According to the report, a Google employee wrote in the comments section in the report that the bug was originally found by an Apple employee who was participating in a Capture The Flag (CTF) hacking competition in March. While this is not the first time that an Apple employee has found a zero-day bug in a Google product, it may be different if the Apple employee did not report the bug.
The bug was reported to Google by someone else who also participated in the competition, and the company employees didn’t actually find the bug themselves, and wasn’t even on the team that found the bug.
What is a zero-day bug
A zero-day is a bug or flaw that the company is not aware of and needs to be patched. In this case, it meant that Google wasn’t aware of the bug and no patch had been issued yet.
What Google employee wrote
“This issue was reported by sisu from CTF team HXP and discovered by a member of Apple Security Engineering and Architecture (SEAR) during HXP CTF 2022,” the Google employee wrote. It’s unclear why the Apple employee did not report the bug back in March.
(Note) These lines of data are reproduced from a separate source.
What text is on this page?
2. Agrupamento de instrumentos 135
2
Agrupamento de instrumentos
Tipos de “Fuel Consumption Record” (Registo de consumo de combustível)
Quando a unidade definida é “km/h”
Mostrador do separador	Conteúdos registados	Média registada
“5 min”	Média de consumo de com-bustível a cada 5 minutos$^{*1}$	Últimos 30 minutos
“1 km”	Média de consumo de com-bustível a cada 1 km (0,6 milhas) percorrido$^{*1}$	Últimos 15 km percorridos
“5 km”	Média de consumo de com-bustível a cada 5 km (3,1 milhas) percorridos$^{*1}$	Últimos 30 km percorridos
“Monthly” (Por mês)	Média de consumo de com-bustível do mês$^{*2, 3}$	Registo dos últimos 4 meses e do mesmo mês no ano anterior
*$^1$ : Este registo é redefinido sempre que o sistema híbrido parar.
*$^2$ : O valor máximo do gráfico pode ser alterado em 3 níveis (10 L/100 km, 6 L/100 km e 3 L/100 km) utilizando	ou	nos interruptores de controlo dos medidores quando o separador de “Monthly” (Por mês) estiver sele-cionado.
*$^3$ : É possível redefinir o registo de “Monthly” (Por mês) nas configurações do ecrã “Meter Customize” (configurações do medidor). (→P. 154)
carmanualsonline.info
Google spokesperson Ed Fernandez told TechCrunch in an email that “our understanding is public in the bug.” “We [recommend] reaching out to Apple for any further details,” Fernandez wrote.
In the original report on March 26, the person who reported it said that the bug was found by someone on the team COPY during a CTF organized by the team XHP. The person, whose name has not been disclosed in the report, said they that decided to report it even if they didn’t find it themselves because they were “not 100% sure it was reported to the chromium team.” “So I wanted to be safe,” the person wrote as per the report.
The bug was fixed on March 29 and Google decided to award $10,000 as a bug bounty to the person who reported it, this means not the Apple employee who found it.